Review Summary: Beach House make dream pop relevant again with Bloom.
Is it any wonder that Beach House’s new record is entitled Bloom? Seems like this time two short years ago Beach House was getting acclimated to being hailed as the band at the forefront of the dream pop reinvention movement. Now, two years later and with a great deal of hype surrounding their fourth LP, Beach House seems a bit hesitant to accept such responsibility for spawning a reimagining of a genre that has lain dormant for quite some time. They might as well get used to it though, because with Bloom, the band just opened the floodgates to something I’m not sure even they were prepared for.
Contrary to how most people will perceive the band’s aptly titled fourth record Bloom, the title and the subsequent lyrical content of the record suggests an indifferent or dare we say, negative connotation to the otherwise positive stature that surrounds the word. But instead, if you carefully ponder the true meaning of Bloom, in the most general sense of the word, it would imply that something has to die before it can be reborn again; a theme that rears its head on much of the duo’s fourth record. But, that’s not to say the band doesn’t find sunshine through the clouds. While the lyrical content lends its hand to a more pensive than positive tone, the music finds itself soaked in a shimmering pile of airy synthesizers and rich, dreamlike melodies that are as vast as the ocean scenery complementing a warm summer’s evening.
Tracks like the record opener Myth make you wonder just how these expansive, ethereal sounds could bleed themselves through the four walls of a studio when they sound like they are being chartered by angels flying over an oceanic forefront. Victoria Legrand’s vocals blend perfectly as they float over the synthesizers and programmed drums as she swoons “What comes after this momentary bliss / The consequence of what you do to me / Help me to make it”. But the highpoint of the song comes with Legrand exclaiming “Let the ashes fly” as she sends the song off as if letting a bird free from its captor.
One thing that Beach House has perfected in its six years as a duo is the importance of melody and with every record the duo seems to up the ante just a bit more with melodies that get stuck in your head like peanut butter to the roof your mouth. The fourth track on the record, “Other People” is no exception as Beach House creates a vivid, vibrant palette of synthesizers that lead into an 80’s glossy filled chorus that leaves Legrand pondering “Other people want to keep in touch / Something happens and its not enough / Never thought that it would mean so much”. It would seem as if Legrand is pining over the way things were before life got complicated. Times don’t change, people do. And it seems Legrand is coming to terms with the fact that she never realized just how much it meant before it was too late.

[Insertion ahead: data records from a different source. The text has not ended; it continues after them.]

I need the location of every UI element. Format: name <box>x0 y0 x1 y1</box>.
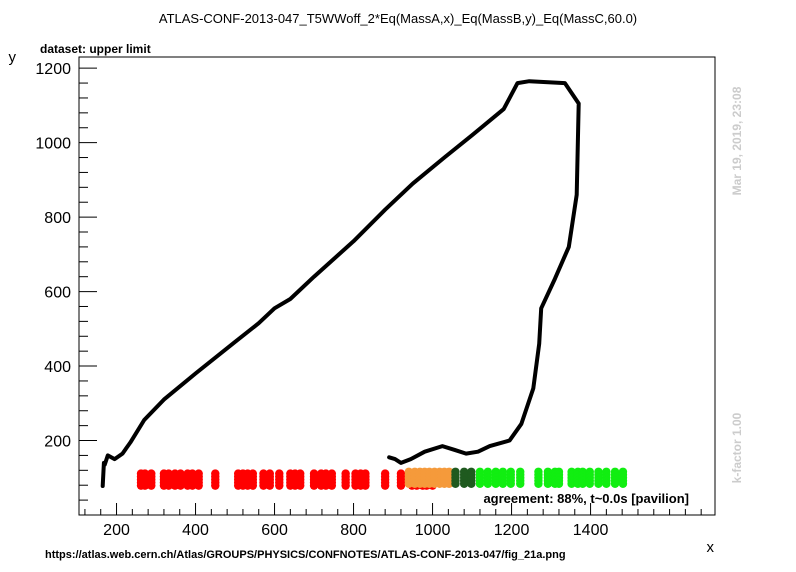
scatter-point <box>248 469 258 490</box>
x-tick-label: 1400 <box>573 522 609 539</box>
scatter-point <box>516 467 525 488</box>
scatter-point <box>164 469 173 490</box>
scatter-point <box>459 467 469 488</box>
scatter-point <box>265 469 274 490</box>
y-tick-label: 1000 <box>35 136 71 153</box>
axes: 200 400 600 800 1000 1200 1400 200 400 600 800 1000… <box>35 61 702 539</box>
scatter-point <box>543 467 553 488</box>
x-tick-label: 1000 <box>415 522 451 539</box>
scatter-point <box>194 469 203 490</box>
timestamp-text: Mar 19, 2019, 23:08 <box>730 86 744 195</box>
chart-title: ATLAS-CONF-2013-047_T5WWoff_2*Eq(MassA,x… <box>159 11 637 26</box>
scatter-point <box>396 469 406 490</box>
plot-marks <box>100 79 628 490</box>
scatter-point <box>275 469 284 490</box>
scatter-point <box>188 469 197 490</box>
scatter-point <box>534 467 543 488</box>
scatter-point <box>567 467 576 488</box>
scatter-point <box>444 467 454 488</box>
scatter-point <box>475 467 485 488</box>
chart-subtitle: dataset: upper limit <box>40 42 151 56</box>
scatter-point <box>309 469 319 490</box>
scatter-point <box>451 467 460 488</box>
k-factor-text: k-factor 1.00 <box>730 412 744 483</box>
y-tick-label: 400 <box>44 359 71 376</box>
scatter-point <box>498 467 508 488</box>
scatter-point <box>211 469 220 490</box>
scatter-point <box>610 467 620 488</box>
x-tick-label: 1200 <box>494 522 530 539</box>
x-tick-label: 800 <box>340 522 367 539</box>
scatter-point <box>554 467 564 488</box>
scatter-point <box>467 467 476 488</box>
scatter-point <box>380 469 390 490</box>
x-tick-label: 600 <box>261 522 288 539</box>
y-tick-label: 200 <box>44 434 71 451</box>
y-tick-label: 1200 <box>35 61 71 78</box>
x-axis-label: x <box>707 539 715 556</box>
x-tick-label: 200 <box>103 522 130 539</box>
scatter-point <box>602 467 611 488</box>
scatter-point <box>594 467 603 488</box>
y-axis-label: y <box>9 49 17 66</box>
scatter-point <box>296 469 305 490</box>
plot-frame <box>78 56 716 516</box>
scatter-point <box>140 469 150 490</box>
limit-contour-line <box>100 79 581 488</box>
y-tick-label: 800 <box>44 210 71 227</box>
scatter-point <box>483 467 493 488</box>
scatter-point <box>506 467 515 488</box>
y-tick-label: 600 <box>44 285 71 302</box>
scatter-point <box>578 467 587 488</box>
scatter-point <box>618 467 628 488</box>
agreement-status-text: agreement: 88%, t~0.0s [pavilion] <box>483 491 689 506</box>
scatter-point <box>585 467 594 488</box>
scatter-point <box>176 469 185 490</box>
scatter-point <box>341 469 350 490</box>
scatter-point <box>361 469 370 490</box>
scatter-point <box>147 469 156 490</box>
x-tick-label: 400 <box>182 522 209 539</box>
scatter-point <box>327 469 337 490</box>
source-url: https://atlas.web.cern.ch/Atlas/GROUPS/P… <box>45 549 566 561</box>
scatter-point <box>259 469 268 490</box>
scatter-point <box>491 467 500 488</box>
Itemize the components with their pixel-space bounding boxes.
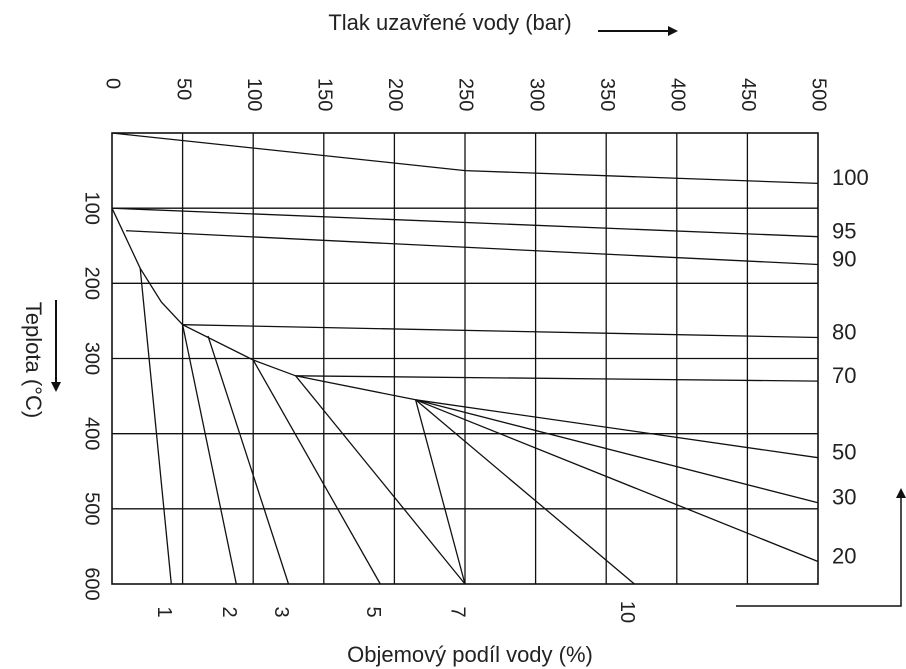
isochore-line <box>126 230 819 266</box>
isochore-line <box>111 132 819 185</box>
y-tick-label: 400 <box>81 417 103 450</box>
isochore-label: 20 <box>832 543 856 568</box>
x-tick-label: 450 <box>737 78 759 111</box>
composition-label: 7 <box>447 606 469 617</box>
boundary-curve <box>111 207 416 401</box>
y-tick-label: 100 <box>81 191 103 224</box>
isochore-label: 70 <box>832 363 856 388</box>
composition-line <box>139 268 172 585</box>
isochore-label: 95 <box>832 219 856 244</box>
composition-line <box>414 399 466 585</box>
grid <box>111 132 819 585</box>
y-axis-title: Teplota (°C) <box>21 302 46 418</box>
isochore-line <box>415 399 819 459</box>
composition-line <box>415 399 635 585</box>
x-tick-label: 350 <box>596 78 618 111</box>
y-tick-label: 300 <box>81 342 103 375</box>
isochore-line <box>295 375 819 382</box>
x-tick-label: 100 <box>243 78 265 111</box>
x-tick-label: 400 <box>667 78 689 111</box>
composition-label: 2 <box>218 606 240 617</box>
x-axis-title: Tlak uzavřené vody (bar) <box>328 10 571 35</box>
chart-lines <box>111 132 819 585</box>
composition-label: 3 <box>270 606 292 617</box>
x-tick-label: 50 <box>172 78 194 100</box>
isochore-label: 80 <box>832 319 856 344</box>
x-tick-label: 0 <box>102 78 124 89</box>
composition-line <box>207 335 290 585</box>
composition-line <box>295 375 466 585</box>
composition-line <box>252 359 381 585</box>
isochore-label: 50 <box>832 440 856 465</box>
isochore-line <box>415 399 819 563</box>
x-tick-label: 250 <box>455 78 477 111</box>
x-tick-label: 150 <box>314 78 336 111</box>
x-tick-label: 200 <box>384 78 406 111</box>
isochore-label: 30 <box>832 485 856 510</box>
bottom-axis-title: Objemový podíl vody (%) <box>347 642 593 667</box>
composition-label: 5 <box>362 606 384 617</box>
composition-label: 10 <box>616 601 638 623</box>
isochore-line <box>415 399 819 504</box>
chart-labels: 0 50 100 150 200 250 300 350 400 450 5001002003004… <box>81 78 869 623</box>
isochore-line <box>182 324 819 339</box>
y-tick-label: 500 <box>81 492 103 525</box>
x-tick-label: 500 <box>808 78 830 111</box>
isochore-label: 100 <box>832 165 869 190</box>
y-tick-label: 200 <box>81 267 103 300</box>
composition-line <box>181 324 237 585</box>
x-tick-label: 300 <box>525 78 547 111</box>
y-tick-label: 600 <box>81 567 103 600</box>
bottom-right-arrow <box>736 488 906 607</box>
isochore-label: 90 <box>832 246 856 271</box>
isochore-line <box>111 207 819 238</box>
composition-label: 1 <box>153 606 175 617</box>
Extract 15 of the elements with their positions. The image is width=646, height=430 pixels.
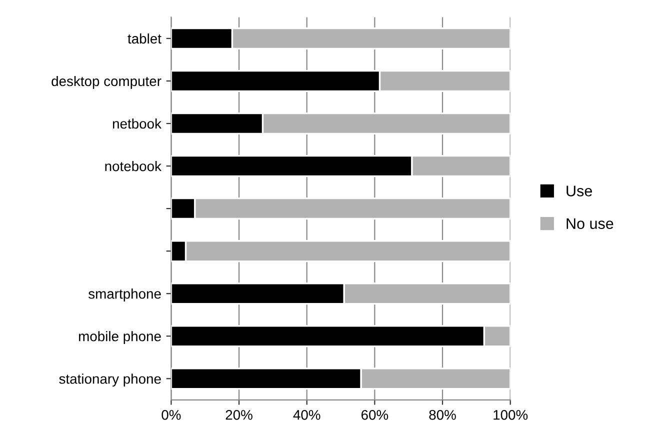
y-tick-label: smartphone (88, 288, 161, 302)
x-tick-label: 80% (429, 410, 456, 420)
y-tick-label: netbook (112, 118, 162, 129)
x-tick-label: 0% (162, 410, 181, 420)
y-tick-label: desktop computer (52, 76, 162, 89)
legend-label: No use (566, 218, 614, 230)
y-tick-label: tablet (128, 33, 162, 44)
x-tick-label: 100% (494, 410, 528, 420)
x-tick-label: 60% (361, 410, 388, 420)
legend-label: Use (566, 186, 592, 196)
x-tick-label: 40% (293, 410, 320, 420)
y-tick-label: stationary phone (59, 374, 161, 387)
y-tick-label: notebook (105, 160, 162, 172)
y-tick-label: mobile phone (79, 331, 161, 344)
x-tick-label: 20% (226, 410, 252, 420)
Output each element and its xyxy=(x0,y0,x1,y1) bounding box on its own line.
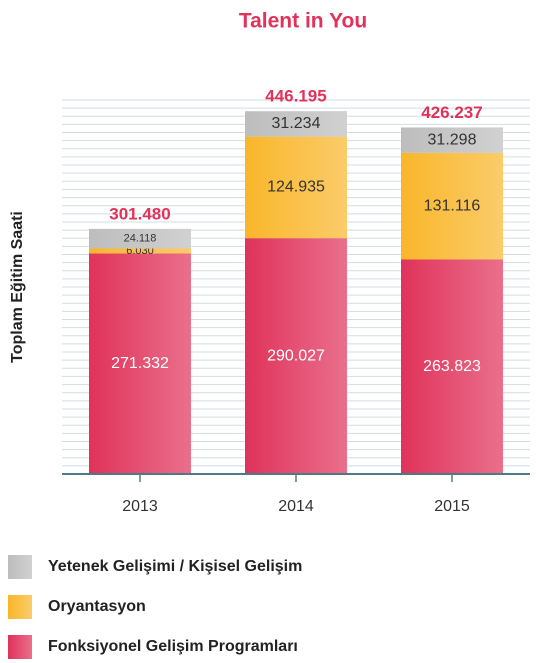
legend-sheen xyxy=(8,555,32,579)
legend-sheen xyxy=(8,595,32,619)
bar-sheen xyxy=(89,228,191,249)
total-label: 446.195 xyxy=(265,87,326,106)
value-label: 131.116 xyxy=(424,197,481,214)
legend-sheen xyxy=(8,635,32,659)
chart-title: Talent in You xyxy=(239,10,367,33)
value-label: 31.298 xyxy=(428,131,477,148)
value-label: 124.935 xyxy=(267,179,325,196)
value-label: 290.027 xyxy=(267,347,325,364)
bar-sheen xyxy=(245,238,347,474)
x-tick-label: 2014 xyxy=(278,498,314,515)
bar-sheen xyxy=(401,127,503,153)
value-label: 271.332 xyxy=(111,355,169,372)
bar-sheen xyxy=(245,136,347,239)
legend-label: Yetenek Gelişimi / Kişisel Gelişim xyxy=(48,558,302,575)
value-label: 31.234 xyxy=(272,115,321,132)
bar-sheen xyxy=(89,248,191,254)
bar-sheen xyxy=(401,152,503,260)
y-axis-label: Toplam Eğitim Saati xyxy=(9,211,26,363)
bar-sheen xyxy=(89,253,191,474)
legend-label: Oryantasyon xyxy=(48,598,146,615)
x-tick-label: 2015 xyxy=(434,498,470,515)
bar-sheen xyxy=(401,259,503,474)
value-label: 24.118 xyxy=(124,233,157,245)
legend-label: Fonksiyonel Gelişim Programları xyxy=(48,638,298,655)
value-label: 263.823 xyxy=(423,358,481,375)
total-label: 426.237 xyxy=(421,103,482,122)
total-label: 301.480 xyxy=(109,204,170,223)
bar-sheen xyxy=(245,111,347,137)
x-tick-label: 2013 xyxy=(122,498,158,515)
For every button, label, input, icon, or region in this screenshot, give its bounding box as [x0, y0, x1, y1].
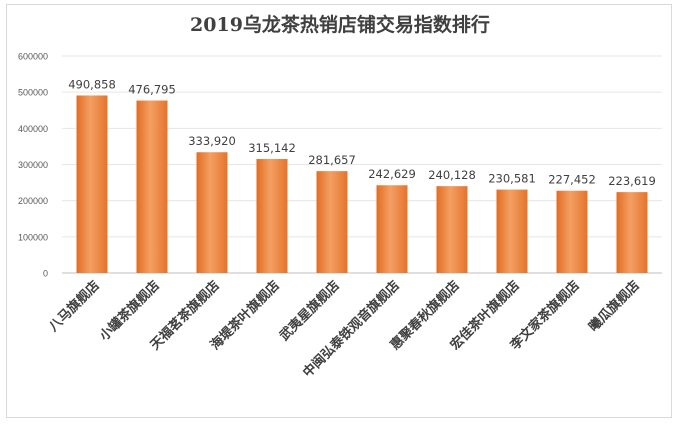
y-tick-label: 400000 — [18, 124, 48, 134]
y-tick-label: 0 — [43, 269, 48, 279]
data-label: 242,629 — [368, 167, 416, 181]
data-label: 223,619 — [608, 174, 656, 188]
y-tick-label: 200000 — [18, 196, 48, 206]
x-tick-label: 八马旗舰店 — [45, 278, 103, 336]
y-tick-label: 600000 — [18, 52, 48, 62]
bar — [136, 100, 168, 273]
data-label: 227,452 — [548, 173, 596, 187]
bar — [76, 95, 108, 273]
y-tick-label: 100000 — [18, 232, 48, 242]
bar — [496, 189, 528, 273]
x-tick-label: 中闽弘泰铁观音旗舰店 — [300, 278, 403, 381]
data-label: 476,795 — [128, 83, 176, 97]
bar — [436, 186, 468, 273]
bar — [556, 190, 588, 273]
y-tick-label: 500000 — [18, 88, 48, 98]
x-tick-label: 武夷星旗舰店 — [276, 278, 342, 344]
bar — [256, 159, 288, 273]
data-label: 230,581 — [488, 172, 536, 186]
bar — [196, 152, 228, 273]
data-label: 333,920 — [188, 134, 236, 148]
x-tick-label: 曦瓜旗舰店 — [586, 278, 643, 335]
bar — [316, 171, 348, 273]
data-label: 315,142 — [248, 141, 296, 155]
data-label: 490,858 — [68, 77, 116, 91]
bar — [616, 192, 648, 273]
data-label: 281,657 — [308, 153, 356, 167]
x-tick-label: 小罐茶旗舰店 — [96, 278, 162, 344]
data-label: 240,128 — [428, 168, 476, 182]
chart-title: 2019乌龙茶热销店铺交易指数排行 — [190, 14, 490, 36]
bar — [376, 185, 408, 273]
y-tick-label: 300000 — [18, 160, 48, 170]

We could literally write a review detailing every song and every aspect of what makes this record fantastic. But we’ll let the record speak for itself in that regard. What Beach House has done is effectively navigated their way out of a muddy dream pop scene that anyone with a synthesizer and knowledge of the reverb technique could lay claim to. With Bloom, Beach House has positioned themselves to bring dream pop to the masses once again and with four killer records to their name now, maybe Bloom was, in its most literal sense, foreshadowing after all.